The New Muslim Path

The New Muslim Path · Day 7

Beginning the Qur'an

Your companion for life


You can pray now. Hold that for a moment, because a week ago it may have seemed out of reach. And in your prayer you have already been reciting the Qur'an: the opening chapter, and a short surah. So it is time to meet the Book those words come from, the companion that will walk with you for the rest of your life.

This is the last lesson of your first week. It does not close a door. It opens the widest one of all.

Just for today

Open the Qur'an, or a Qur'an app, to any short chapter near the end, and read just three verses in your own language, slowly. Do not study them. Just receive them, the way you would read a letter written to you. Three verses. That is the whole task, and it is the beginning of a lifelong reading.

What the Qur'an actually is

ذَٰلِكَ ٱلْكِتَٰبُ لَا رَيْبَ ۛ فِيهِ ۛ هُدًى لِّلْمُتَّقِينَ

“This is the Book about which there is no doubt, a guidance for those conscious of Allah.”

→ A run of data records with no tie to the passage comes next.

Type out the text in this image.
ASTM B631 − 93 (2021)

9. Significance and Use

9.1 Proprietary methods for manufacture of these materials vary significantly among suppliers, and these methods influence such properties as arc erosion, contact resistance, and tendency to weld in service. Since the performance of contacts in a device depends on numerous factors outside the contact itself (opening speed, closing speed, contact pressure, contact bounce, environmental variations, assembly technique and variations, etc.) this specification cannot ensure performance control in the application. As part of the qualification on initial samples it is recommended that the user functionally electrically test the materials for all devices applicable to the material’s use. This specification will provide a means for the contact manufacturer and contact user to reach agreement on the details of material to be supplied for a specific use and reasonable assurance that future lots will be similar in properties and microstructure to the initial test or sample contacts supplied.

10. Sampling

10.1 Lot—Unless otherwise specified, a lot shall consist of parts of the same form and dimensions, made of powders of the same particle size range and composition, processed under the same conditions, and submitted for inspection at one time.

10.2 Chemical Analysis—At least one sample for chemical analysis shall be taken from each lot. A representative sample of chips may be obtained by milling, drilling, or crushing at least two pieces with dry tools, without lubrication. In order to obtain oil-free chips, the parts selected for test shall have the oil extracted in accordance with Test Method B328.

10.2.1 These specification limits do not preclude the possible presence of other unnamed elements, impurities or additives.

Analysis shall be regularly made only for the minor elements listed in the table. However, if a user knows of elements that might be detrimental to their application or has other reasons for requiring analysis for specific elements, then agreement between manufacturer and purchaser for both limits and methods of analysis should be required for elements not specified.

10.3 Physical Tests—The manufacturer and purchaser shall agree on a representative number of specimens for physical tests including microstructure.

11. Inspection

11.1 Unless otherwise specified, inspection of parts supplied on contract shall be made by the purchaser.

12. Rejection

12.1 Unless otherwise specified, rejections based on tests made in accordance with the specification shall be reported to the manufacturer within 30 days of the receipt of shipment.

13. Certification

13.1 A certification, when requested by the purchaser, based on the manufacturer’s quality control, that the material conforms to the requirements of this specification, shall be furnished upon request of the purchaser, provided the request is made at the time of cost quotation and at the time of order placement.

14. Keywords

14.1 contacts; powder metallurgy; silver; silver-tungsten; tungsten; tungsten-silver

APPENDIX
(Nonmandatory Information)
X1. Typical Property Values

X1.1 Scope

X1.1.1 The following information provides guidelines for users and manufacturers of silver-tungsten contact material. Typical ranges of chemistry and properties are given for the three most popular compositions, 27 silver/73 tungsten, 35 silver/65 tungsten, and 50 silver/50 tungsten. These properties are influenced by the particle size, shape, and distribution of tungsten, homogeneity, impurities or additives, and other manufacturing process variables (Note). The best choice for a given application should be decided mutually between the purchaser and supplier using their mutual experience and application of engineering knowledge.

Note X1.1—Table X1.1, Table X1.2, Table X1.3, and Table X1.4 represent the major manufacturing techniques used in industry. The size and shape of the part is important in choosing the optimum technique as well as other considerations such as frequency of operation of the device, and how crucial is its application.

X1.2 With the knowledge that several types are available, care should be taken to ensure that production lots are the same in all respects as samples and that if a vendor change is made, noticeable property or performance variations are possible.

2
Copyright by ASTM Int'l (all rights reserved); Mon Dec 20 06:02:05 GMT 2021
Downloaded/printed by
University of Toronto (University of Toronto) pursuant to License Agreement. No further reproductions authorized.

Al-Baqarah 2:2 Read 2:2 with tafsir

The Qur'an is not a book about God. Muslims believe it is the literal speech of God, His own words, revealed to the Prophet Muhammad ﷺ through the angel Jibril over about twenty-three years. It was memorized and written down as it came, and it has been preserved, the same words in the same Arabic, ever since. Millions of people alive today, including young children, carry the entire Book in their hearts, word for word.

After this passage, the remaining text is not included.